Stomata and guard cells control gas exchange and water loss. (a) Describe what happens to guard cells in bright light and how this opens the stoma. (b) Explain why stomata on the lower epidermis is an advantage. (c) State one benefit and one disadvantage of stomata that are permanently open.
In bright light, guard cells absorb water and become turgid (swollen). Because their inner walls (facing the stoma) are thicker than their outer walls, they curve outward when turgid. This bending creates a gap between the two guard cells — the stoma opens.

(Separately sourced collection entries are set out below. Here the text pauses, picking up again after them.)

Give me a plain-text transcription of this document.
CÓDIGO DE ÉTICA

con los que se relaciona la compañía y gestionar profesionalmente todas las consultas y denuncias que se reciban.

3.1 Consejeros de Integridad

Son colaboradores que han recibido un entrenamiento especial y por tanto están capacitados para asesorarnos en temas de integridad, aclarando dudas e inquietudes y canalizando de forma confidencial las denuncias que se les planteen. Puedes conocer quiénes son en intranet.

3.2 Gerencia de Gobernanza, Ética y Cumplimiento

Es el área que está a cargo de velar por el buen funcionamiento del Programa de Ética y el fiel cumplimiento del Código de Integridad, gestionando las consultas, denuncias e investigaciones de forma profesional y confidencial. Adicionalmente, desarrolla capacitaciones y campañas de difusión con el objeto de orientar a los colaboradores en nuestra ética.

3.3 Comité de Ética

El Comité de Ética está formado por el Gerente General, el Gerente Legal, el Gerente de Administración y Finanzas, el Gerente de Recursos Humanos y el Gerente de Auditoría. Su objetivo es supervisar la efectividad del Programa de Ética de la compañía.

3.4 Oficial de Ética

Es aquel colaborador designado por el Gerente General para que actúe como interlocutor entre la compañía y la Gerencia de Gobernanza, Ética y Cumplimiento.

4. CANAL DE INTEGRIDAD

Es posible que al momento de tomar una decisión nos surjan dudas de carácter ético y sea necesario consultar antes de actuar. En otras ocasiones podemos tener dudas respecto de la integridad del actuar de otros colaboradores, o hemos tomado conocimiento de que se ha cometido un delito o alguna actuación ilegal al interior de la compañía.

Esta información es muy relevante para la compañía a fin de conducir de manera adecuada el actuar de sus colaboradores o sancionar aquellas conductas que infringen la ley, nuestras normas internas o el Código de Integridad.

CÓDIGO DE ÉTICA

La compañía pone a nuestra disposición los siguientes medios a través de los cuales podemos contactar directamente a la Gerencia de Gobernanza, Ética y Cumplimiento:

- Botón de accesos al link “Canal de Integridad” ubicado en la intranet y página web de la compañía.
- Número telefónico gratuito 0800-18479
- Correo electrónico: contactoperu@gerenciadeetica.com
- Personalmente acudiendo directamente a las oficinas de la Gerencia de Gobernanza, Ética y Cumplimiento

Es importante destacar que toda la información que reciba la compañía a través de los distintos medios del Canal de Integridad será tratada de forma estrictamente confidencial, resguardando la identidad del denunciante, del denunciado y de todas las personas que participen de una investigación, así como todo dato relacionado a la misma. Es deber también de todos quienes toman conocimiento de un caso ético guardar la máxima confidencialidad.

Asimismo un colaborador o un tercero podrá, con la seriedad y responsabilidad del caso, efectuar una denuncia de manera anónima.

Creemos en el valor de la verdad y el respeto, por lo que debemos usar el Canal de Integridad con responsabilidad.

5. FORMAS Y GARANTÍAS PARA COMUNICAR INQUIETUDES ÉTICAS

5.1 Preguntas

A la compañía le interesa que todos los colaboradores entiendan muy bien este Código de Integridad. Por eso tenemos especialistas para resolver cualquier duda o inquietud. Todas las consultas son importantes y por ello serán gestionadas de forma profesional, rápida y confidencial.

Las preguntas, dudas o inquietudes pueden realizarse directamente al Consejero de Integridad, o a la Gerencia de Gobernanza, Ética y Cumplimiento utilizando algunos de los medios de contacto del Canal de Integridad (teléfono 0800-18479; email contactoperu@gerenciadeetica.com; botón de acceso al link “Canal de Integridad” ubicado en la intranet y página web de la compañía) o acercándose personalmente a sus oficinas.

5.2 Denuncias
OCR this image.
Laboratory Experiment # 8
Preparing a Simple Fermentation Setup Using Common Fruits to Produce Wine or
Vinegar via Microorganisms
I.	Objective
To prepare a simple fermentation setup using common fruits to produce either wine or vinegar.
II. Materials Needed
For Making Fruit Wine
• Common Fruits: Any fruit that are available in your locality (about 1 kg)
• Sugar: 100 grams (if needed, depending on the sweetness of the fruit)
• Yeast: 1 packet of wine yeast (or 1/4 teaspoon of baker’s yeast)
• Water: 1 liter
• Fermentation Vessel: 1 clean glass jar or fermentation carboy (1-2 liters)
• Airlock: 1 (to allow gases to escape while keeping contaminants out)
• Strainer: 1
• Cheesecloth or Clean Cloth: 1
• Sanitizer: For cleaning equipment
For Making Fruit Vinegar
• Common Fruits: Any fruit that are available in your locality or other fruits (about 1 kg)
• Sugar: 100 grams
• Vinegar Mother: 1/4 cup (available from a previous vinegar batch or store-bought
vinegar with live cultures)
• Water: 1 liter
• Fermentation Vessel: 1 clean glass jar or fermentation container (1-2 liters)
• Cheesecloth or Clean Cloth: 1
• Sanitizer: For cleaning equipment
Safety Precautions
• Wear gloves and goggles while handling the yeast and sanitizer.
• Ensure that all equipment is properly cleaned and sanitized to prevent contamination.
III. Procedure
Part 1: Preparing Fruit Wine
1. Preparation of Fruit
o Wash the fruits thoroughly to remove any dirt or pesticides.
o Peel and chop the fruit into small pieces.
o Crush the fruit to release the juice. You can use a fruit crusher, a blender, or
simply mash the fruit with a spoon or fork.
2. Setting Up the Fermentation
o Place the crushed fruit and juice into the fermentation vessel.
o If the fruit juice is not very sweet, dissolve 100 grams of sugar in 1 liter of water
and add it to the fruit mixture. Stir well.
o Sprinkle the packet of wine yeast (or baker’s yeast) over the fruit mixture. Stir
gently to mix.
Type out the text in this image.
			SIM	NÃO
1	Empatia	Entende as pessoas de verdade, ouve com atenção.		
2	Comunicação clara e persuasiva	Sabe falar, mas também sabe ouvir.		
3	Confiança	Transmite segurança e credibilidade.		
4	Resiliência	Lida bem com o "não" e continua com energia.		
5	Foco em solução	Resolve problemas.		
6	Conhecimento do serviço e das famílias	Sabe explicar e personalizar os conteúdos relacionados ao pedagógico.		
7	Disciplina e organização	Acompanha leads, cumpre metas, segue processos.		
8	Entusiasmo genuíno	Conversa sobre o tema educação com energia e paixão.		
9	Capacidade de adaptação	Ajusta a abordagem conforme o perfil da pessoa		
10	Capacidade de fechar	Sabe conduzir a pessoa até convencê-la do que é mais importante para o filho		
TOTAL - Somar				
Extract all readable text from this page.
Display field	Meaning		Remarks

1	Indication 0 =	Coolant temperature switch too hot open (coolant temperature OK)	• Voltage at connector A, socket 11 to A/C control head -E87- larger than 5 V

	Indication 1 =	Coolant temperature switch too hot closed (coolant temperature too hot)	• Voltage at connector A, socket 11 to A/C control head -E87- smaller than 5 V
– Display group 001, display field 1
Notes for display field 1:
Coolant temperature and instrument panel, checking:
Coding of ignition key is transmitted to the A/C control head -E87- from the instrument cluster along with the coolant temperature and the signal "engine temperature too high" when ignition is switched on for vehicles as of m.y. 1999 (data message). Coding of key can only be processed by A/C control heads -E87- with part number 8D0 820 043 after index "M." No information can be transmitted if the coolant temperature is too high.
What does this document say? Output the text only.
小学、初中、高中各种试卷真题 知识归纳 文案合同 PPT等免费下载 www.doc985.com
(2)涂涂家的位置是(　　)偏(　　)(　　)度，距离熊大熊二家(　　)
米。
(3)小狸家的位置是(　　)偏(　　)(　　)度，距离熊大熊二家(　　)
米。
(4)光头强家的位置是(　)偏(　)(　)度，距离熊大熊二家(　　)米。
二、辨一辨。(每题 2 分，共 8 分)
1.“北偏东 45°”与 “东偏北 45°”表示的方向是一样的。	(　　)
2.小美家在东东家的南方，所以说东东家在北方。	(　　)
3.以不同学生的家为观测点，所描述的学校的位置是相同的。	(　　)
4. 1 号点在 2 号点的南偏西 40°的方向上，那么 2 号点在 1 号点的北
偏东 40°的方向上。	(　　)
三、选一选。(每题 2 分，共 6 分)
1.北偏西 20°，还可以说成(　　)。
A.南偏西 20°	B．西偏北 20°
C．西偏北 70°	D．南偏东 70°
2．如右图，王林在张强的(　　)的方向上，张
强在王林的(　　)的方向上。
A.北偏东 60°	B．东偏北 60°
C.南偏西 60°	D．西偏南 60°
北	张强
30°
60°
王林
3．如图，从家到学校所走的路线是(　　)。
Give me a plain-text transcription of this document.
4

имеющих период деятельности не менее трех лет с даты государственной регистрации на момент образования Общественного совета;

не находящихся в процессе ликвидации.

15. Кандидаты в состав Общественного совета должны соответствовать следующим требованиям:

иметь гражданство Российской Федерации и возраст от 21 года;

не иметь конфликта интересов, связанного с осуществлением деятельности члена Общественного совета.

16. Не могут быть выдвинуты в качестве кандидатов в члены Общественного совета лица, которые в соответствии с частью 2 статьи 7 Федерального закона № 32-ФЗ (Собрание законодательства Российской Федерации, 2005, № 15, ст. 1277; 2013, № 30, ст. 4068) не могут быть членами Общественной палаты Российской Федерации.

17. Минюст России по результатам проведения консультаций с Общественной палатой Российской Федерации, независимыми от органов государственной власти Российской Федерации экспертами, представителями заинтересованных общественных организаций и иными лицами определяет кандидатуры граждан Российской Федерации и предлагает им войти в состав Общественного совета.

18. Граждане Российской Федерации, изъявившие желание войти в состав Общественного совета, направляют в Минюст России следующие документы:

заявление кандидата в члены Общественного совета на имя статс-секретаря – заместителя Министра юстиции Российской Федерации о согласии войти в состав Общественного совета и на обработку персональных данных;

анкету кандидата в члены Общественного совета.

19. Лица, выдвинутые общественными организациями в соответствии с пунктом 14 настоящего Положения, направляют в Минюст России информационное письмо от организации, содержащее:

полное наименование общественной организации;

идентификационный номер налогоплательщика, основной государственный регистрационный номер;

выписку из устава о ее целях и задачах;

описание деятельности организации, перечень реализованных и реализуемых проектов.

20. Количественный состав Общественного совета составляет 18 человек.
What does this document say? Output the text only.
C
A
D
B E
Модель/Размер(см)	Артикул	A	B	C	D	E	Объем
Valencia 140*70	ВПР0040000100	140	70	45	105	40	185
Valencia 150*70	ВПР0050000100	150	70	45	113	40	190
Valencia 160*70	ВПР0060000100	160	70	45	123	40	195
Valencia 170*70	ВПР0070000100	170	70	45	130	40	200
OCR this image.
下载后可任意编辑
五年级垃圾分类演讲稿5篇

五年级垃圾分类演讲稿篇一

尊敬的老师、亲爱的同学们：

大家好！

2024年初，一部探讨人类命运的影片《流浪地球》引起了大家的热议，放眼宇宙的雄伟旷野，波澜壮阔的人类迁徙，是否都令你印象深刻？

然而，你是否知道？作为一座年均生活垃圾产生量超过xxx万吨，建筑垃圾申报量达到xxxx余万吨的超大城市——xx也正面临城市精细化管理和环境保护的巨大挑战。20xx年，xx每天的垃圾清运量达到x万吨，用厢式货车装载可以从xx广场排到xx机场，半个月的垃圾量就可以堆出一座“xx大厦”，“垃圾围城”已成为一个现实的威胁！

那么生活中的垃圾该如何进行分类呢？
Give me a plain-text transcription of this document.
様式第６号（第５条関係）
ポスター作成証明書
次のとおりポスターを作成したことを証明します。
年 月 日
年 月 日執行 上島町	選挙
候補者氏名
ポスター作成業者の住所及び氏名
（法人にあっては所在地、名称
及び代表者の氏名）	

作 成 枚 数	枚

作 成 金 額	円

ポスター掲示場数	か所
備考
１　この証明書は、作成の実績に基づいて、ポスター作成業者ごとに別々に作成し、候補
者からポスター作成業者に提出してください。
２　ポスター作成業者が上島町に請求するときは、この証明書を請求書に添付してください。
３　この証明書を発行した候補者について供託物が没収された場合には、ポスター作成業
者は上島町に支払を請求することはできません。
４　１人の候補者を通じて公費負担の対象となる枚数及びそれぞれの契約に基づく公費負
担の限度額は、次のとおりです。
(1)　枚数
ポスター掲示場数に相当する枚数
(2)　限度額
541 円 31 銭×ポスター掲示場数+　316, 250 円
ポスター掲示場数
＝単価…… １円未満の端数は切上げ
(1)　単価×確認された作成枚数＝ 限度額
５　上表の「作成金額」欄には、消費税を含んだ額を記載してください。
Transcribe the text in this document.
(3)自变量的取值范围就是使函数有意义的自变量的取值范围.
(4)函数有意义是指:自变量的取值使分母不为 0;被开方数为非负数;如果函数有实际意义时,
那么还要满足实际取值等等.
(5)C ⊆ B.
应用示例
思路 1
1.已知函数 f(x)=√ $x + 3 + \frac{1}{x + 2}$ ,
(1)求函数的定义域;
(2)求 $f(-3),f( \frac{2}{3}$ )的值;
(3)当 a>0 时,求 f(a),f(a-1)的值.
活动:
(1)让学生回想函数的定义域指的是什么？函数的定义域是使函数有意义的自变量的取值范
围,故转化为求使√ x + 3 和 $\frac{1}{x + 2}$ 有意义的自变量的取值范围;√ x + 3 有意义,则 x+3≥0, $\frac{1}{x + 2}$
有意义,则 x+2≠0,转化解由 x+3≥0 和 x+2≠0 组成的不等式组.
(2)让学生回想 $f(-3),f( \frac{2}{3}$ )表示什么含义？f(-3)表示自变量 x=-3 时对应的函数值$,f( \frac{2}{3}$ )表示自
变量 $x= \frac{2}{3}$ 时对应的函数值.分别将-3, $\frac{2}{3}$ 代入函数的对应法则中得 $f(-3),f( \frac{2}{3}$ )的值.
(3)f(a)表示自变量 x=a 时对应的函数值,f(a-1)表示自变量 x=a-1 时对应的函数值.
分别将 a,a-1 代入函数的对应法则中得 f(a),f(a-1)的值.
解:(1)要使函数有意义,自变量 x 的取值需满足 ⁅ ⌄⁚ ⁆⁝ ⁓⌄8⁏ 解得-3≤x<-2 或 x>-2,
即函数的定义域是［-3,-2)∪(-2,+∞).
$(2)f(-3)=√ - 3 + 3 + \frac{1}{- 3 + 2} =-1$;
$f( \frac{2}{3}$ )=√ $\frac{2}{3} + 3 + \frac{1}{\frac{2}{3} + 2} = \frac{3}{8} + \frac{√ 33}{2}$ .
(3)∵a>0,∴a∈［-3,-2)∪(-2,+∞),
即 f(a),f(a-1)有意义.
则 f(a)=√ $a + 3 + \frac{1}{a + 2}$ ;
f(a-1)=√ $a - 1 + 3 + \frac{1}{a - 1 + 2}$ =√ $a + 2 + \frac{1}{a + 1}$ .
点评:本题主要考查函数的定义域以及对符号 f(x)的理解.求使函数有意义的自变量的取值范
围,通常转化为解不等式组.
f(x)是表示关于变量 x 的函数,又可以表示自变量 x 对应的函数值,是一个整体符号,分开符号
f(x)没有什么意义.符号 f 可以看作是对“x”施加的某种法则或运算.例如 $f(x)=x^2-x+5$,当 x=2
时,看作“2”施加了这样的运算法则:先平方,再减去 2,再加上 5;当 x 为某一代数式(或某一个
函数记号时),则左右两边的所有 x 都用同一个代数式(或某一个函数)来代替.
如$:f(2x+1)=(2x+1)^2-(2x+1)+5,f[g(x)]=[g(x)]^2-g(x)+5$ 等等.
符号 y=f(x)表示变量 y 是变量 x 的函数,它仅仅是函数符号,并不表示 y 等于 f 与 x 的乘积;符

The lower surface of the leaf is shaded from direct sunlight by the leaf itself. This means it is cooler and less exposed to evaporation. Stomata on the lower surface can stay open for gas exchange while losing significantly less water than if they were on the upper surface, which is in direct sunlight.
Benefit: CO₂ can continuously enter the leaf, so there is always carbon dioxide available for photosynthesis, even in changing conditions.
Disadvantage: The plant continuously loses water vapour through the open stomata. In dry or hot conditions, the plant would lose water faster than it can be replaced by the roots, leading to wilting and eventual damage.
A student says: “Every layer and structure in a leaf works together to make photosynthesis as efficient as possible.”
Using your knowledge of leaf structure, explain how four different structures in a dicotyledonous leaf are adapted to maximise the rate of photosynthesis. For each structure: name it, describe the relevant feature, and explain how that feature helps photosynthesis.
Any four of the following, each with a clear name → feature → explanation chain:
Tall cells packed with many chloroplasts, positioned near the top of the leaf. The high chloroplast count allows maximum absorption of light energy, and the position near the light source means they receive the strongest light intensity. This gives the leaf its highest rate of photosynthesis.
These layers are transparent and contain no chloroplasts. They do not absorb or block the incoming light, allowing it to pass straight through to the palisade cells below. This ensures that the cells doing the most photosynthesis receive as much light as possible.
Stomata on the lower epidermis allow CO₂ to diffuse into the leaf. The air spaces in the spongy mesophyll then distribute CO₂ freely throughout the leaf, so it reaches all the mesophyll cells. Without this supply of CO₂, photosynthesis could not continue regardless of how much light is available.
Xylem delivers water from the roots to the leaf cells. Water is a raw material for photosynthesis — it is needed, along with carbon dioxide, to make glucose. A continuous water supply through the xylem ensures that this raw material is always available in the leaf.